Of course it’s been proven over and over again that abstinence only sex education does not lead to a decrease in sexual activity, but does manage to stop people from using as much protection, leading to increases in the teen pregnancy rate, leading to increases in both the teen birth rate and the abortion rate. It’s so uplifting!

“By the way, though it is just a recreational activity, like Parcheesi or air hockey, it can also lead to broken hearts, chlamydia, pregnancy, and AIDS. So, in that sense, it’s a little different from a board game. Hey, let’s look at some super-magnified images of genital warts!””

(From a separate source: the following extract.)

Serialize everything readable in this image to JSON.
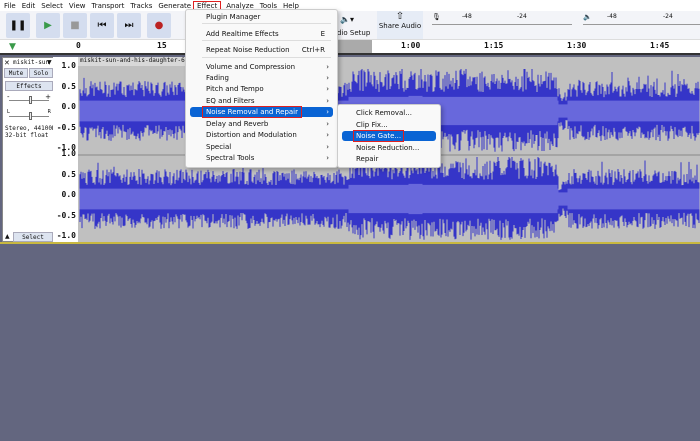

Confession – an experience much like this is why I no longer play Parcheesi. Though I still break out the genital warts slides now and then! Well, at least we learned that if something people want to do is dangerous, the worst thing we can do is try to make that thing safer.

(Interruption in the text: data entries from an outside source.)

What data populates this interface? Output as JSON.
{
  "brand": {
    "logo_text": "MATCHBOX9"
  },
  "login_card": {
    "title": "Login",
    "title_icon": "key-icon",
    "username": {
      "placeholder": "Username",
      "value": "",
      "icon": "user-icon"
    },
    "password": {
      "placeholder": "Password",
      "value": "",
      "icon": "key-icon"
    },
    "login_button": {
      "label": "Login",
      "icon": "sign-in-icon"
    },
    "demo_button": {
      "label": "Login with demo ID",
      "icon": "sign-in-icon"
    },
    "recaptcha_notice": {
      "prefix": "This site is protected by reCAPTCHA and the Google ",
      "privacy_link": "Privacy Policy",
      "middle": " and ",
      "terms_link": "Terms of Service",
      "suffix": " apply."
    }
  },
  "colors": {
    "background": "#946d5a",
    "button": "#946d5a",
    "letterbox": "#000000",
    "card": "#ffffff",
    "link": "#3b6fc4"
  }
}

“You don’t want your kid to drink and drive, but if he did, you’d prefer he wear a seatbelt, right? Well, would you ever say to him: “junior, I know you’re going to drink and drive. You shouldn’t, but everyone does. So just wear your seatbelt”?

Why not?

Because that statement seriously dilutes your anti-drunk driving message, lends a tacit endorsement to the behavior, and assumes the worst in your son before he even has a chance to make his own choices?”

This is why anti-drunk driving organizations advocate banning seatbelts. The only way to stop drunk driving is to make it as dangerous as possible! That’s the only way they’ll learn!

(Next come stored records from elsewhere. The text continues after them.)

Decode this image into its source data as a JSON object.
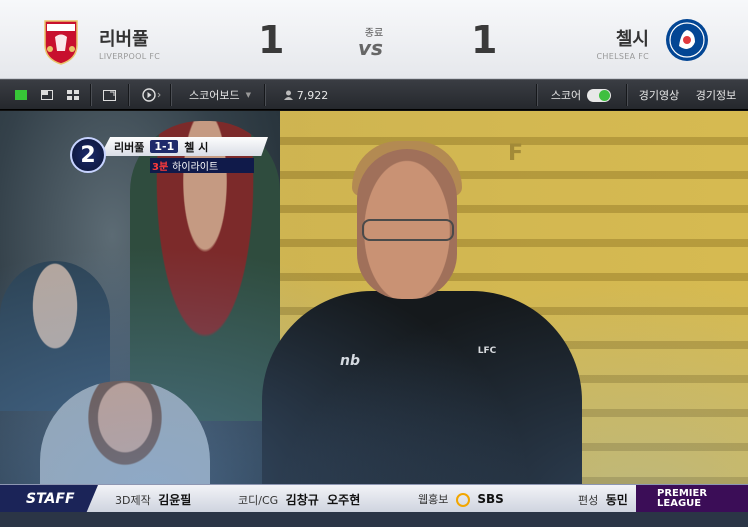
{
  "match": {
    "status": "종료",
    "vs": "vs",
    "home": {
      "name": "리버풀",
      "sub": "LIVERPOOL FC",
      "score": "1",
      "crest_icon": "liverpool-crest-icon",
      "color": "#c8102e"
    },
    "away": {
      "name": "첼시",
      "sub": "CHELSEA FC",
      "score": "1",
      "crest_icon": "chelsea-crest-icon",
      "color": "#034694"
    }
  },
  "toolbar": {
    "layout_icons": [
      "single-view-icon",
      "pip-view-icon",
      "grid-view-icon",
      "fullscreen-icon"
    ],
    "play_icon": "play-icon",
    "scoreboard_label": "스코어보드",
    "viewer_count": "7,922",
    "score_toggle_label": "스코어",
    "score_toggle_on": true,
    "highlight_label": "경기영상",
    "info_label": "경기정보"
  },
  "broadcast": {
    "overlay": {
      "number": "2",
      "home": "리버풀",
      "score": "1-1",
      "away": "첼 시",
      "minute": "3분",
      "caption": "하이라이트"
    },
    "ticker": {
      "tag": "STAFF",
      "items": [
        {
          "role": "3D제작",
          "name": "김윤필"
        },
        {
          "role": "코디/CG",
          "name": "김창규  오주현"
        },
        {
          "role": "웹홍보",
          "name": "SBS"
        },
        {
          "role": "편성",
          "name": "동민"
        }
      ],
      "league": "PREMIER LEAGUE"
    }
  }
}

“Also, for how long have the majority of parents been using the “well, my kids are going to have sex anyway” logic? Decades, maybe? And has sex among unmarried people become generally more or less prevalent during that time? More, right? So do we, perhaps, have here a case of a self-fulfilling prophesy?”

Because it sure would be ridiculous if the causality worked the other way, from teenagers having sex to parents… noticing their teenagers are having sex.

“Also, do you, in any other situation, elect to forgo teaching your kid to do what is right and instead prepare him to do the next best thing? Do you ever tell your child to shoot for a ‘C’ in math class? Do you ever tell her to make sure she only engages in reasonable levels of bullying and gossip? Do you ever tell your son to only vandalize abandoned properties? Do you ever tell your daughter to only lie to you once a week? Do you ever tell your son to only forge your signature on his report card if he’s really sure it looks super accurate?”

Good thing the author emphasized how sex-positive he was earlier, or this comparison of sex to a list of crimes, sins, and failures might seem a little suspicious. Really that’s what this ultimately comes down to. Is sex a reasonable thing for people to want to do, just for the joy of it? Or is it morally equivalent to petty crime? And what that comes down to is whether you think sex outside of marriage is sinful. If you do, you can write whole blog posts trying to come up with reasons to support your position, but all it comes down to is that we should be avoiding extra-marital sex as much as possible, because it’s BAD. On the other hand if you don’t believe sex is sinful, you can just look at it as a public health problem like any other, and do what the data says will save the most lives and give people the most control over their own bodies: real sex education that doesn’t judge people regardless of what level of sex they’re interested in having, but just gives them the tools they need to be healthy no matter what choices they make.